The Risen Lord walks with us

Third Sunday of Easter (A)

We are still living in the afterglow of Easter. Though the world is burdened by the spread of the COVID-19 virus, the Church lifts its heart on high in joyful hope because Jesus has risen from the dead. This victory over all that could destroy humanity is not just historical fact but it is a present reality.

Today in the Gospel we are taken back to Easter Sunday. St Luke provides much detail on the experience of two disciples leaving Jerusalem for Emmaus, a seven mile walk we are told – two or three hours in walking time. They are downcast, overwhelmed by the experience of witnessing the death of Jesus. Even though they had been told that some women reported that the tomb was empty and that they had seen a vision of angels saying the Jesus was alive, they were too caught up in their sorrow and disappointment to believe that Jesus had risen.

It can be the case, can’t it, that our difficulties so overwhelm us that we cannot hear words of hope.

A stranger joins them. He engages in conversation by asking them what they are talking about. He listens to their reply. Patiently he receives their confusion and sadness, then speaks and explains the meaning of what had happened.

The Gospel today reminds us of a wonderful truth: that the risen Lord walks with us on our journey in life. We do not recognised him, but he is there accompanying us.

If our hearts are downcast, if our spirits are burdened, if we grapple to understand what is happening around us, He is there, by our side. Accompanying us, he wants to engage with us. He invites us to share our anxieties and confusions. He listens and he responds. He breathes light and truth into our minds. He stirs our hearts to new hope and confidence.

It is so true, isn’t it, it is often only when we look back we can say as the disciples on the road to Emmaus said, “Did not our hearts burn within us as he spoke to us on the road?”

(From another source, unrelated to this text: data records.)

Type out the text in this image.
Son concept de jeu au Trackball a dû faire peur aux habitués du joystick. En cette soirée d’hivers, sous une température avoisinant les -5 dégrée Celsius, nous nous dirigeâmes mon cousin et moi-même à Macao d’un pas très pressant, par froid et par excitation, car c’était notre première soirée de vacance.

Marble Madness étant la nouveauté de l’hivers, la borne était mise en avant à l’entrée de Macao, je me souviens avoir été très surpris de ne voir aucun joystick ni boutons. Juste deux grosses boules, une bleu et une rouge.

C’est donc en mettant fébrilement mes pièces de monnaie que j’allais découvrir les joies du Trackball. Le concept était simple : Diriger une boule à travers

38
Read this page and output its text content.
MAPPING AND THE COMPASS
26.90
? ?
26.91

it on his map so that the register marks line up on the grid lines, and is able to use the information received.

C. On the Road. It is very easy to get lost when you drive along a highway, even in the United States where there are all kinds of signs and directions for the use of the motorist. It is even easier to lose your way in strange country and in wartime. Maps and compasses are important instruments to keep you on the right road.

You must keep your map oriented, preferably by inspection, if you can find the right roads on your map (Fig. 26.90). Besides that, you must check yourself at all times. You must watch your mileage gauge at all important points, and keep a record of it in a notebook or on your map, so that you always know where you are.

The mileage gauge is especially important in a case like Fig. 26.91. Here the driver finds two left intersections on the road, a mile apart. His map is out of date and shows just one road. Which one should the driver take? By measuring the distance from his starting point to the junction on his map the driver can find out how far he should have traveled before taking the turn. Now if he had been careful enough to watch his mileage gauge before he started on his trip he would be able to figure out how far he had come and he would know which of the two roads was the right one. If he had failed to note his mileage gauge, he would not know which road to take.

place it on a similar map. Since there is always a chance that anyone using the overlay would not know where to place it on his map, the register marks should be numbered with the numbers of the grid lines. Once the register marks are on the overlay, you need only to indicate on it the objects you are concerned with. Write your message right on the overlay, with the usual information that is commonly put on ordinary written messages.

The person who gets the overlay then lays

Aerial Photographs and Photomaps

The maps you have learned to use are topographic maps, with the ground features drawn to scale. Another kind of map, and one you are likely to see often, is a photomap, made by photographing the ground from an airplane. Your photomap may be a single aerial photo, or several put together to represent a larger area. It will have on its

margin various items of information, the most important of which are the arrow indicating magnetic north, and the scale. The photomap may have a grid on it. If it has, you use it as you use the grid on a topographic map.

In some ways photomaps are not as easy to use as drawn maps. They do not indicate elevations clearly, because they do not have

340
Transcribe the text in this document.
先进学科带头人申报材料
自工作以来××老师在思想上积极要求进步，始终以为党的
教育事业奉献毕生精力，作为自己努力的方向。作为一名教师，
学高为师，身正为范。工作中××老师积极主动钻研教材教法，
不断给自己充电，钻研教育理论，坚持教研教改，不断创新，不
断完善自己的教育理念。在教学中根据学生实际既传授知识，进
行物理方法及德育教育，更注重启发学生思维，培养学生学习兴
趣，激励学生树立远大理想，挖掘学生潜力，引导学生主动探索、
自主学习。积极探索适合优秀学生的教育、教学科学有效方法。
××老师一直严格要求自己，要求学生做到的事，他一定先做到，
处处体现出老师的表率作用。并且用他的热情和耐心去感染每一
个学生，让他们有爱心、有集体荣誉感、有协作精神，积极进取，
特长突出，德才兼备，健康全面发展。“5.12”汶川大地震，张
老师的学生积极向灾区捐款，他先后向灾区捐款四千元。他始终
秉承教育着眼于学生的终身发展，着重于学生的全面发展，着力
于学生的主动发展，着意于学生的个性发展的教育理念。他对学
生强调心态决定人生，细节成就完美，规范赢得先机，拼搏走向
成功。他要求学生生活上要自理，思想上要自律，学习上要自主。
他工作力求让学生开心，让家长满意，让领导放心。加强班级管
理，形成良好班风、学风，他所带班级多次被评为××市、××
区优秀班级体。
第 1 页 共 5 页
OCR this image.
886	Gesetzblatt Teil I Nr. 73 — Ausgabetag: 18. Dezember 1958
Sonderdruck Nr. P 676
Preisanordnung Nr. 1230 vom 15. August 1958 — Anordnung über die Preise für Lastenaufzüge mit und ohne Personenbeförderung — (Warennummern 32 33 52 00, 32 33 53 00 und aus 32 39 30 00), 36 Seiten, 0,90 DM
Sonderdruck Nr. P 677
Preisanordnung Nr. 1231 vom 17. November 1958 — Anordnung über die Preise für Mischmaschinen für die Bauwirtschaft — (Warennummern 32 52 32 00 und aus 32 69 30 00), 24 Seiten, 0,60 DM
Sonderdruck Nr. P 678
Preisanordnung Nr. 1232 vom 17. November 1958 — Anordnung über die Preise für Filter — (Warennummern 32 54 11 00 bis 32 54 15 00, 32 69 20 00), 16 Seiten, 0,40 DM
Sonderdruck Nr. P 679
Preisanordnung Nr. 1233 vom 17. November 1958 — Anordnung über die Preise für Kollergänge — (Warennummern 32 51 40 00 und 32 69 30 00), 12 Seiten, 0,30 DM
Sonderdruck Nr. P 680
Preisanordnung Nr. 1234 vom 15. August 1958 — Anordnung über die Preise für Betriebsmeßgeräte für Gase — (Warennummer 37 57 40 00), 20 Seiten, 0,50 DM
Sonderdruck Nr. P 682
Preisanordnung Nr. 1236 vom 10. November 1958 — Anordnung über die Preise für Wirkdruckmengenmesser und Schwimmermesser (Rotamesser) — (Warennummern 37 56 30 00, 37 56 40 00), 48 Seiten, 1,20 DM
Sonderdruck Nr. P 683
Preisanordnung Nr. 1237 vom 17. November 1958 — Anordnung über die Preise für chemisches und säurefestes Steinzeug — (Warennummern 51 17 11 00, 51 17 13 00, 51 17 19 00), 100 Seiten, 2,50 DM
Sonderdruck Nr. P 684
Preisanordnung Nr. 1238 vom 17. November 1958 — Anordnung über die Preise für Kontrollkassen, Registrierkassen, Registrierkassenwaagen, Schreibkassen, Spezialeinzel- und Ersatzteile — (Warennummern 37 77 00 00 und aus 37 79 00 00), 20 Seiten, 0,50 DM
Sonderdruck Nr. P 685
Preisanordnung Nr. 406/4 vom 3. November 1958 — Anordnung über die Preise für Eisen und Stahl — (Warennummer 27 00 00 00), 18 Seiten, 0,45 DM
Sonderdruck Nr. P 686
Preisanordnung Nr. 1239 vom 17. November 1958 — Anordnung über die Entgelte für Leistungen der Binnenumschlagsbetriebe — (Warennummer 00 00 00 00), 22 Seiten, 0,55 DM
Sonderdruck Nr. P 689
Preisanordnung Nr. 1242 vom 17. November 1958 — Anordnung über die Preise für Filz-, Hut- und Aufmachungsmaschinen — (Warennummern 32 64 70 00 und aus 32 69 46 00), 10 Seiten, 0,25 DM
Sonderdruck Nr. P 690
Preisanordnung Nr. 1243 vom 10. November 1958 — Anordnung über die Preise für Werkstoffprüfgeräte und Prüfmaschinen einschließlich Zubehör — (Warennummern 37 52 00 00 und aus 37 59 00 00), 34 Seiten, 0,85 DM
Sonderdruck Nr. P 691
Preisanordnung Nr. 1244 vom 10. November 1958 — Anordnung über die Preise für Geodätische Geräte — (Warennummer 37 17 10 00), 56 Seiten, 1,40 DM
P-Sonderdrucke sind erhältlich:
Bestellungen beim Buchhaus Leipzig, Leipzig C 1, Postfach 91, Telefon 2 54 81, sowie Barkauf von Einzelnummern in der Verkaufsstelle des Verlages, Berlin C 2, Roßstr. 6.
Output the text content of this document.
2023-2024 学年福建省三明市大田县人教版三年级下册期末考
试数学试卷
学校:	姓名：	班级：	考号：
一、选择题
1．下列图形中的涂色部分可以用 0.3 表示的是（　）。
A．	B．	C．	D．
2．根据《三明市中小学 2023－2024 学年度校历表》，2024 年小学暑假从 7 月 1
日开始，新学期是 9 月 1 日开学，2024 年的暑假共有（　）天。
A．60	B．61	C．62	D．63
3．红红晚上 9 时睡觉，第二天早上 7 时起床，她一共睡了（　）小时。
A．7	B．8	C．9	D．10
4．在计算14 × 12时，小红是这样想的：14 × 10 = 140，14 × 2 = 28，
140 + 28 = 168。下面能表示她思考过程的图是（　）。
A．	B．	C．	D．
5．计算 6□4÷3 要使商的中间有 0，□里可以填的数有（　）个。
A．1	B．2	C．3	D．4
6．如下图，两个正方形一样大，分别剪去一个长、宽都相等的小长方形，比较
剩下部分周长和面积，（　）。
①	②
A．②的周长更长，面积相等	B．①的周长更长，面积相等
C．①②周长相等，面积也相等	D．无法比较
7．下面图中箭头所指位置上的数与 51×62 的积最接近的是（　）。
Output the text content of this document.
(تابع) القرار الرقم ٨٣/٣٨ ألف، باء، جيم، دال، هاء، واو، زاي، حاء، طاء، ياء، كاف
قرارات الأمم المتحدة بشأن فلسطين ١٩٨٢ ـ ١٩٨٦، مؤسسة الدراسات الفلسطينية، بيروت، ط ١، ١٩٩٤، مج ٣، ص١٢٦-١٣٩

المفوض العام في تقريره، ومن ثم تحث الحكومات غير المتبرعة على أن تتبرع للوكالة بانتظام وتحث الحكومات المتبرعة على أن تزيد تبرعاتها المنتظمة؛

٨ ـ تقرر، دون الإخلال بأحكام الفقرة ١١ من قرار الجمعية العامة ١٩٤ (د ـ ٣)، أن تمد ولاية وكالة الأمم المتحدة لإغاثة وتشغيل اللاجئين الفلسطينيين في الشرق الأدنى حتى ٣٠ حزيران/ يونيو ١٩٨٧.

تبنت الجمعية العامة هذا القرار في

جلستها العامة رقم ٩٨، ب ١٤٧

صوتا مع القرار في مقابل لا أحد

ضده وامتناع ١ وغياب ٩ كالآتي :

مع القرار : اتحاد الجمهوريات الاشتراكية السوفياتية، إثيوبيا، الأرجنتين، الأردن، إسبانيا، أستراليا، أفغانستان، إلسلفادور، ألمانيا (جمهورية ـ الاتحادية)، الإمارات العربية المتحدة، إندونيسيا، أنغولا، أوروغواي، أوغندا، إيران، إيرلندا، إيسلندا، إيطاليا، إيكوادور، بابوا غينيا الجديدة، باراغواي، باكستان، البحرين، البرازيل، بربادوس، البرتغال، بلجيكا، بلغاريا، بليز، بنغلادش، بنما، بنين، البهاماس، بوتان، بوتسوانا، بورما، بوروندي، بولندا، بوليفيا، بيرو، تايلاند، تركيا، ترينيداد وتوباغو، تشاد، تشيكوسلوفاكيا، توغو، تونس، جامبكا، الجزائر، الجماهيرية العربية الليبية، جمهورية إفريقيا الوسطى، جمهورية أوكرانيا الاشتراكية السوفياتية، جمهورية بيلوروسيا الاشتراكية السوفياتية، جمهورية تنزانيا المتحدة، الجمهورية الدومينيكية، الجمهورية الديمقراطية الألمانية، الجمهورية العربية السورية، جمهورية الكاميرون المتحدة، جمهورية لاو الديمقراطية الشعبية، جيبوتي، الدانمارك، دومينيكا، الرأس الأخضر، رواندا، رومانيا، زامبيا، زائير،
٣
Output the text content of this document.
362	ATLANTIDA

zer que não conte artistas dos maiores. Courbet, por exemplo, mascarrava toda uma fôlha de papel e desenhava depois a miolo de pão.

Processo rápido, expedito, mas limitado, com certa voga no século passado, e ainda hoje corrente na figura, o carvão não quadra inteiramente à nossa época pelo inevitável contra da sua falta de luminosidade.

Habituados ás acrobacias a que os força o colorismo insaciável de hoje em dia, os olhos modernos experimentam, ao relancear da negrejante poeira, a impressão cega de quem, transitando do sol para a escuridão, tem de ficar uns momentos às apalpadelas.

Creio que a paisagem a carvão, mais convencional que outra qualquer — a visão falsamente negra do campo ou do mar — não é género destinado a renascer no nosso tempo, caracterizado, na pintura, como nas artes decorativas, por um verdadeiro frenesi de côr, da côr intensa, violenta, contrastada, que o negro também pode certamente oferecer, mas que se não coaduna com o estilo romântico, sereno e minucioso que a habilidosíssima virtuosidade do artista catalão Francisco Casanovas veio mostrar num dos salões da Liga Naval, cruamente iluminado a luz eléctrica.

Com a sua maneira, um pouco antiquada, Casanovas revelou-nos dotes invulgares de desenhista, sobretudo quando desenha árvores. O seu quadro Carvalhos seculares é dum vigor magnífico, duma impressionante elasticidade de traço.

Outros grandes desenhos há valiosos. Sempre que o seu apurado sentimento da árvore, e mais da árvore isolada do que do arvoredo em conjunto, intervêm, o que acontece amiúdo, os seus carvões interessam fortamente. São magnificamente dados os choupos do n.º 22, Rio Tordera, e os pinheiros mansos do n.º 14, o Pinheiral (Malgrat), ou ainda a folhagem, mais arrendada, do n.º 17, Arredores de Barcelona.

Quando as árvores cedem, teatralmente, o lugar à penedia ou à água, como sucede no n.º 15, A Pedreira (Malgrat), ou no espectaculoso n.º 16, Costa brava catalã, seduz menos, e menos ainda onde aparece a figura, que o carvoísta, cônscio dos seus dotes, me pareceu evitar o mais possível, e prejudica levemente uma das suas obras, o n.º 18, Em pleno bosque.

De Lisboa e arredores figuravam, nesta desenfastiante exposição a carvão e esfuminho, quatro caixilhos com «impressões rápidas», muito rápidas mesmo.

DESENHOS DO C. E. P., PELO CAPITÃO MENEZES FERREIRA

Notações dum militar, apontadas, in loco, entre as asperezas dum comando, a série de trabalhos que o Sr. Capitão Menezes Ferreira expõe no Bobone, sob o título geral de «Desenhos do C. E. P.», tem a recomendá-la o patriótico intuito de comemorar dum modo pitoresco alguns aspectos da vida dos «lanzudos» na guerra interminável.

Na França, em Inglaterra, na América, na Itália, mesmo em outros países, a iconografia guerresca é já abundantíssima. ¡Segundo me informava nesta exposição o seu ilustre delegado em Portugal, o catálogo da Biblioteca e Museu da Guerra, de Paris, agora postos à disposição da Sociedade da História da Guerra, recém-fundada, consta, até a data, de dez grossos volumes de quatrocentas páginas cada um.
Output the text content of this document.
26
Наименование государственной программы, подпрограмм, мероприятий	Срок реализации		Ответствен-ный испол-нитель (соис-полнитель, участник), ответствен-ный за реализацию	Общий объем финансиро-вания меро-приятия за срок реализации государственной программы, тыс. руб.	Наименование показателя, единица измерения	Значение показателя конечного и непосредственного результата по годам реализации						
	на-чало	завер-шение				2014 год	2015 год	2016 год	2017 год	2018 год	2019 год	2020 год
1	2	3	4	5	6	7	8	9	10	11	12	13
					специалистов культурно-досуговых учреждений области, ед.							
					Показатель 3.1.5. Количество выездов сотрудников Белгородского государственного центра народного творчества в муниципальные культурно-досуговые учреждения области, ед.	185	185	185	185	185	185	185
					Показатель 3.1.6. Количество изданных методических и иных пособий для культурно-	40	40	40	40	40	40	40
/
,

The Christian is one who has an encounter with the risen Christ. This encounter leads to faith. Coming into a living relationship with the risen Lord gives shape and texture to everything else in our life.

Pope Benedict spoke often about this encounter as being at the heart of Christian faith. He said,

Being Christian is not the result of an ethical choice or a lofty idea, but the encounter with an event, a person, which gives life a new horizon and a decisive direction.

Christianity is a faith that grows in the heart as a result of an encounter. This encounter is always deeply individual and personal, like the encounter of the two disciples on the road to Emmaus. This encounter changes everything, because we have come into a personal relationship with Christ, the risen Lord.

Christianity cannot be reduced merely to a philosophy or a moral code. It is about a moment in which the living God is met and experienced. Faith is the fruit of an encounter with God.

This Gospel reminds us that risen Lord wants to reveal himself to us. This moment of encounter lights a fire within us. It opens our life to new vistas previously unimagined. Once we have met the risen Christ we see things in a whole new way.

Dante, in the Divine Comedy, after professing his faith to Saint Peter, describes faith as a “spark, which then becomes a burning flame and like a heavenly star within me glimmers”. The spark becomes a flame, the flame becomes a heavenly star that glimmers within.

From our first reading today this was the message of Peter on Pentecost morning. St Peter called upon his listeners to believe that Jesus has risen.

Today we take heart in the midst of the uncertainty that grips the world. Those who have encountered the risen Christ are reminded of the great gift of faith that they have received. Those who have not yet known the risen Christ, inspired by the Gospel today, can ask the risen Lord to join them on their journey.

The risen Lord is with us. He walks with us. He listens to our uncertainties. He brings us to faith and so brings light into our darkness.